La Palma

PP y CC presentan un programa para poner “orden en la ciudad”

Cabrera y Acosta anuncian las prioridades del Gobierno municipal de Santa Cruz: liquidar 3 millones de deuda con los bancos e impulsar la dársena del norte y el centro de salud

El teniente alcalde, Toni Acosta, junto al alcalde Juan José Cabrera en rueda de prensa | DA

El pacto de Gobierno en el Ayuntamiento de Santa Cruz de La Palma entre populares y nacionalistas quiere llegar al final del mandato. Es lo que han puesto de manifiesto el alcalde de la capital, el popular Juan José Cabrera Guelmes, y el teniente alcalde, el nacionalista Toni Acosta, que no han tenido reparos a la hora de afirmar que, en estos dos meses, han intentado “poner orden” para la racionalización del gasto público derivado de los servicios municipales, donde aseguran, primaba la falta de coordinación y la planificación, y donde hay que lograr “la optimización de los recursos”.

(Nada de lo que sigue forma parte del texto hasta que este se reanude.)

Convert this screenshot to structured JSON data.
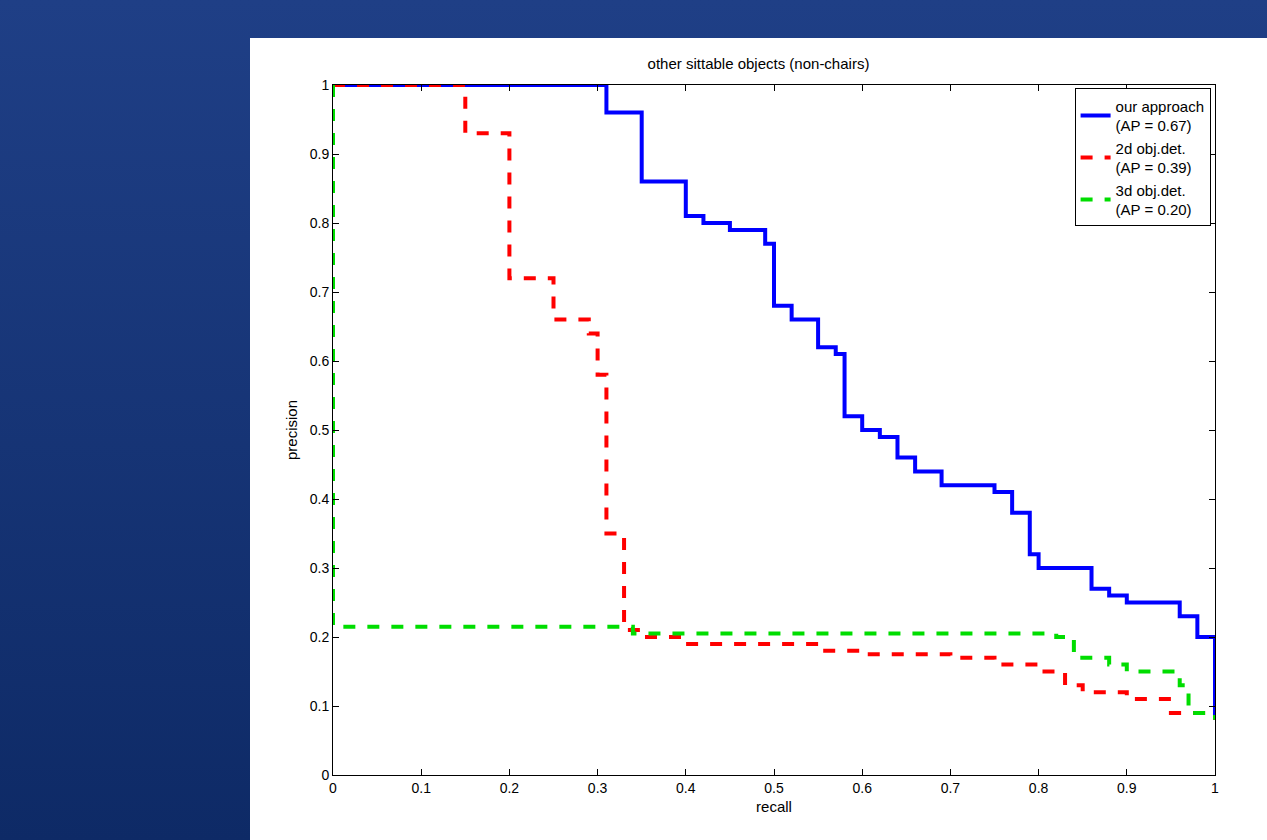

El popular Juan José Cabrera, que retrasó todo cuanto pudo la firma de este pacto de gobierno para intentar hacer coincidir el signo político del consistorio con el del Cabildo, defendió ayer este acuerdo indicando que “yo cuando firmo un documento lo cumplo. Por encima de todo está el acuerdo que firmamos”.

La hoja de ruta del grupo de Gobierno en el marco de este acuerdo tiene, como prioridad, la salida de un plan de ajuste económico que limita de forma sustancial la capacidad inversora del Ayuntamiento, una meta que depende exclusivamente de la liquidación de este débito de tres millones de euros con los bancos. Conseguir una mayor bolsa de aparcamientos, además de la construcción del futuro centro de salud y de la dársena portuaria en la cabecera norte de la ciudad, en Maldonado, son algunas de las prioridades del equipo de Gobierno, que no oculta la interdependencia que presenta, para ejecutar estos dos últimos proyectos, respecto a la Autoridad Portuaria de Santa Cruz de Tenerife y a la Consejería de Sanidad del Gobierno de Canarias.

El alcalde y el teniente alcalde mostraron la clara intención de intentar rebajar la presión fiscal sobre los vecinos, revisando algunas de las ordenanzas aprobadas durante el anterior mandato, comandado entonces por los socialistas con el apoyo de Coalición Canaria. Eso sí, intentarán no generar mayor déficit financiero por el impago de recibos. Este será un reto.